Yu, T., Kennes, D. M., Rubio, A., & Sentef, M. A. (2021). Nematicity Arising from a Chiral Superconducting Ground State in Magic-Angle Twisted Bilayer Graphene under In-Plane Magnetic Fields. Physical Review Letters, 127(12): 127001. doi:10.1103/PhysRevLett.127.127001.

Cite as: https://hdl.handle.net/21.11116/0000-0007-ACDC-0

Abstract

Recent measurements of the resistivity in magic-angle twisted bilayer graphene near the superconducting transition temperature show twofold anisotropy, or nematicity, when changing the direction of an in-plane magnetic field [Cao et al., Science 372, 264 (2021)]. This was interpreted as strong evidence for exotic nematic superconductivity instead of the widely proposed chiral superconductivity.
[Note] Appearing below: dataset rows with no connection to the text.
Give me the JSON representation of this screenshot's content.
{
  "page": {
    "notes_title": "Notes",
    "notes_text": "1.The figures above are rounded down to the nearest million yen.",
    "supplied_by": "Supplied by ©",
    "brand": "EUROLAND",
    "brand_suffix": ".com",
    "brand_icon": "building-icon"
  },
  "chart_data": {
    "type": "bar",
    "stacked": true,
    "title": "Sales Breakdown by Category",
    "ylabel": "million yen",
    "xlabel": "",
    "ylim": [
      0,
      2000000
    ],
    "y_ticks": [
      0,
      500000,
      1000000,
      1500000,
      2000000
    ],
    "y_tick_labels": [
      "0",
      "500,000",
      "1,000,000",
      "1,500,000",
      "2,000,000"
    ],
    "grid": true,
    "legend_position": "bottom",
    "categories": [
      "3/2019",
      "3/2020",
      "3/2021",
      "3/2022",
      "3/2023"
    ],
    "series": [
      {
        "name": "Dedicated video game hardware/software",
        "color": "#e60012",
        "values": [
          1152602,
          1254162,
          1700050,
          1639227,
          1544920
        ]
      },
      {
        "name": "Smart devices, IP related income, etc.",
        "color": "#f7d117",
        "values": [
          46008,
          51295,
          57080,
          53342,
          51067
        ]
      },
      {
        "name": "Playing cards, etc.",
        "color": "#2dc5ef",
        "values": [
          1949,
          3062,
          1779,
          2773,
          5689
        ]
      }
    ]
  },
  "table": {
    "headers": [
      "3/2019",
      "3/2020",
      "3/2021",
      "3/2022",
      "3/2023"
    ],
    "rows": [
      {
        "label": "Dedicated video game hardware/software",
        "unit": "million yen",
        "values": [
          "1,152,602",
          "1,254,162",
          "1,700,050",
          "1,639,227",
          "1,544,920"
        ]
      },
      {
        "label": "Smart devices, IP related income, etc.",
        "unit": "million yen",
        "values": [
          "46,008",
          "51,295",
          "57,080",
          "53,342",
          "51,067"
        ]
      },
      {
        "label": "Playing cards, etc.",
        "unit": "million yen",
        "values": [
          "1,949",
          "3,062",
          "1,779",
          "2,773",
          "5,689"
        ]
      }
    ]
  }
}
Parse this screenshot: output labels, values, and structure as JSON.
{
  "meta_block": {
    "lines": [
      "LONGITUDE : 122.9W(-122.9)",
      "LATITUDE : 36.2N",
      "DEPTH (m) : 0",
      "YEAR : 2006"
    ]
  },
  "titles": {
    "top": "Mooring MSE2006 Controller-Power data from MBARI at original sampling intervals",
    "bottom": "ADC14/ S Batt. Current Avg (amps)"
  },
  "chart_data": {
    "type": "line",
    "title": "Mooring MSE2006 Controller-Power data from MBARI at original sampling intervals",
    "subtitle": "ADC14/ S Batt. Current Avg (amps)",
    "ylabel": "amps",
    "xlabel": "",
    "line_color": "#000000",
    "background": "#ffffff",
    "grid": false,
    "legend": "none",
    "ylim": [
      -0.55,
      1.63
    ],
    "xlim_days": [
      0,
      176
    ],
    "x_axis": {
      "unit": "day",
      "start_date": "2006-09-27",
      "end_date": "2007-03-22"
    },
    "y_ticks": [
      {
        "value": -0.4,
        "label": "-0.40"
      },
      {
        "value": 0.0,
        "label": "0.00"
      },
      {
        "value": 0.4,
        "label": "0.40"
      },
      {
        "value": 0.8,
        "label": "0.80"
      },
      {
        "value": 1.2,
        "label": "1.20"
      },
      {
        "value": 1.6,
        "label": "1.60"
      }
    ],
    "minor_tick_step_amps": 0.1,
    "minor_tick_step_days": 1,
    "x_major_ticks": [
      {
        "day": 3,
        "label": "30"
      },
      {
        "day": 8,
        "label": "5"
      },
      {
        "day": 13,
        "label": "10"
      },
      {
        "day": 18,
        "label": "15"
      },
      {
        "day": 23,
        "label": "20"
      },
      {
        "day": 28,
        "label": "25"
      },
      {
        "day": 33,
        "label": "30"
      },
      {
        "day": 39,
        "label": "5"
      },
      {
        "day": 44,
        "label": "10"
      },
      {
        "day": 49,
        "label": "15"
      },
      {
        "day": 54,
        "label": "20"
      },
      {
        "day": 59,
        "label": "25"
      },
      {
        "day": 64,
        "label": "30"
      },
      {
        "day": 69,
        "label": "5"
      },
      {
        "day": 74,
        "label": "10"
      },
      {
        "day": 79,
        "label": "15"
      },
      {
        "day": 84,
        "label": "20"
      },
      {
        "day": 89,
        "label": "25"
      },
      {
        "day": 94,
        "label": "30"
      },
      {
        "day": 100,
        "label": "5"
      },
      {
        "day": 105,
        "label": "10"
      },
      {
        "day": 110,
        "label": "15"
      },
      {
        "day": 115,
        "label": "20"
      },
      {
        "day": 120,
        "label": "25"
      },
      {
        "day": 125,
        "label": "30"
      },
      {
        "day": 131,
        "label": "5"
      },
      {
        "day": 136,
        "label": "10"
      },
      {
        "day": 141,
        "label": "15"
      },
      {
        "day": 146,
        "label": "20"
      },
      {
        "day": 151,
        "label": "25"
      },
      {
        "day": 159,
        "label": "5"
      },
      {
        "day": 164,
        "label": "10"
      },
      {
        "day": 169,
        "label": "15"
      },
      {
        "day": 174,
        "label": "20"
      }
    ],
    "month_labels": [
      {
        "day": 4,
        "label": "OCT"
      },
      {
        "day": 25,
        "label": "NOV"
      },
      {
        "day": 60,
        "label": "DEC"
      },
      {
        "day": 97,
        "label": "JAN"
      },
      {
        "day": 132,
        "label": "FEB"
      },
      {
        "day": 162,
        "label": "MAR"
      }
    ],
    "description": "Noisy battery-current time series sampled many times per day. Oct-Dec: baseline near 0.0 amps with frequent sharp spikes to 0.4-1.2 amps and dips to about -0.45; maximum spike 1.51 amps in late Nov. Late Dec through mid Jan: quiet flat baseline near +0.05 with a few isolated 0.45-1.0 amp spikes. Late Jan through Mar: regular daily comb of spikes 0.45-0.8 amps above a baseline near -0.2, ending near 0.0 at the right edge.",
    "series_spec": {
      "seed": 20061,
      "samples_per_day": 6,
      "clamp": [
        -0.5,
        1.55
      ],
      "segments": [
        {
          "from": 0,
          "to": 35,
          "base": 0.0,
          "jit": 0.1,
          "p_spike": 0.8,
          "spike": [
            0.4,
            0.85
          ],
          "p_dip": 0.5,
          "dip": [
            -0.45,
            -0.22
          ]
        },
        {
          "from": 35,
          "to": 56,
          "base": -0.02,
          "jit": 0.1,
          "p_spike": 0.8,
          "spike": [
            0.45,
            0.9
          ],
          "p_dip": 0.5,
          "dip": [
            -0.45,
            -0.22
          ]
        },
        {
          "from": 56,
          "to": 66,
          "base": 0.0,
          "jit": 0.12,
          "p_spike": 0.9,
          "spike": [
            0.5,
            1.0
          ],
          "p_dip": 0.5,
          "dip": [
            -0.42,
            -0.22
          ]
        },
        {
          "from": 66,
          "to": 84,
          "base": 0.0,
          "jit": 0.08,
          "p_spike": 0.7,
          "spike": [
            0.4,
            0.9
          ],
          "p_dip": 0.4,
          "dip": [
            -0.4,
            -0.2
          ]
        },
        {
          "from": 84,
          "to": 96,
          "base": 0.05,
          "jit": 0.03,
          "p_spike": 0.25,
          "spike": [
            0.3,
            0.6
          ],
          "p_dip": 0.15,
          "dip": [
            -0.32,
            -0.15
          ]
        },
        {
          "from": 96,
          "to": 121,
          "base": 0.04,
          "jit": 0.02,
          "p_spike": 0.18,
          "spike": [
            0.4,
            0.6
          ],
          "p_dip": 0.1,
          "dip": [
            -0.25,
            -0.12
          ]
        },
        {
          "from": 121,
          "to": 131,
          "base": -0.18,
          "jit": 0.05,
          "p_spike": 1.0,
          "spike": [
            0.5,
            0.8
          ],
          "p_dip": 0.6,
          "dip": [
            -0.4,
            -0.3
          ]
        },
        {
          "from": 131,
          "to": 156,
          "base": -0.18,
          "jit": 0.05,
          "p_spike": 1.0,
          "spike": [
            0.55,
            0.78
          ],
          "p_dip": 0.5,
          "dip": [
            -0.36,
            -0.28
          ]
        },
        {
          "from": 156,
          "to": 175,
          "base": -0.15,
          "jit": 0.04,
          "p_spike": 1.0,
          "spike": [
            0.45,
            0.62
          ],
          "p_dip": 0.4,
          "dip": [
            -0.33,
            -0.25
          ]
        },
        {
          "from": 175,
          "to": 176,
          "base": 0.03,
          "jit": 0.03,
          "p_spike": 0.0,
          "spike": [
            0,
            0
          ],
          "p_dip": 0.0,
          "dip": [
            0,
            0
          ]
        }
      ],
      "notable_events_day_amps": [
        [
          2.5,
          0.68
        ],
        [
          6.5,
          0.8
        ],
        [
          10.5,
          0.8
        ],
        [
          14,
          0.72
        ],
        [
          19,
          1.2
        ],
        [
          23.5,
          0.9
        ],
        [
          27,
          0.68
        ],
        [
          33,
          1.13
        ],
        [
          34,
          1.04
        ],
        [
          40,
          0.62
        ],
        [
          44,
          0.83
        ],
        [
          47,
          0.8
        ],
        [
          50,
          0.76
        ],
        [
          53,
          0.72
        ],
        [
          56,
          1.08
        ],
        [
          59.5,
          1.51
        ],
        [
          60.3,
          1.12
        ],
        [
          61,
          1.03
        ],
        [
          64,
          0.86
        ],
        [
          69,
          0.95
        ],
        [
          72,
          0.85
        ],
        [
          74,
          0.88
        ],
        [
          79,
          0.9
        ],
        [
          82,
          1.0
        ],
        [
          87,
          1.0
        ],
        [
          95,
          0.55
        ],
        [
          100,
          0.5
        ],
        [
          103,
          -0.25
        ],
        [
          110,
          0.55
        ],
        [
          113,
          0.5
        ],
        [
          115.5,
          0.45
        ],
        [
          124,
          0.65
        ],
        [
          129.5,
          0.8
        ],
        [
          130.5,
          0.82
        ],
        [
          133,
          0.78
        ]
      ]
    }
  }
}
Counterintuitively, we demonstrate that in two-dimensional chiral superconductors the in-plane magnetic field can hybridize the two chiral superconducting order parameters to induce a phase that shows nematicity in the transport response. Its paraconductivity is modulated as cos(2θ_B), with θ_B being the direction of the in-plane magnetic field, consistent with experiment in twisted bilayer graphene. We therefore suggest that the nematic response reported by Cao et al. does not rule out a chiral superconducting ground state.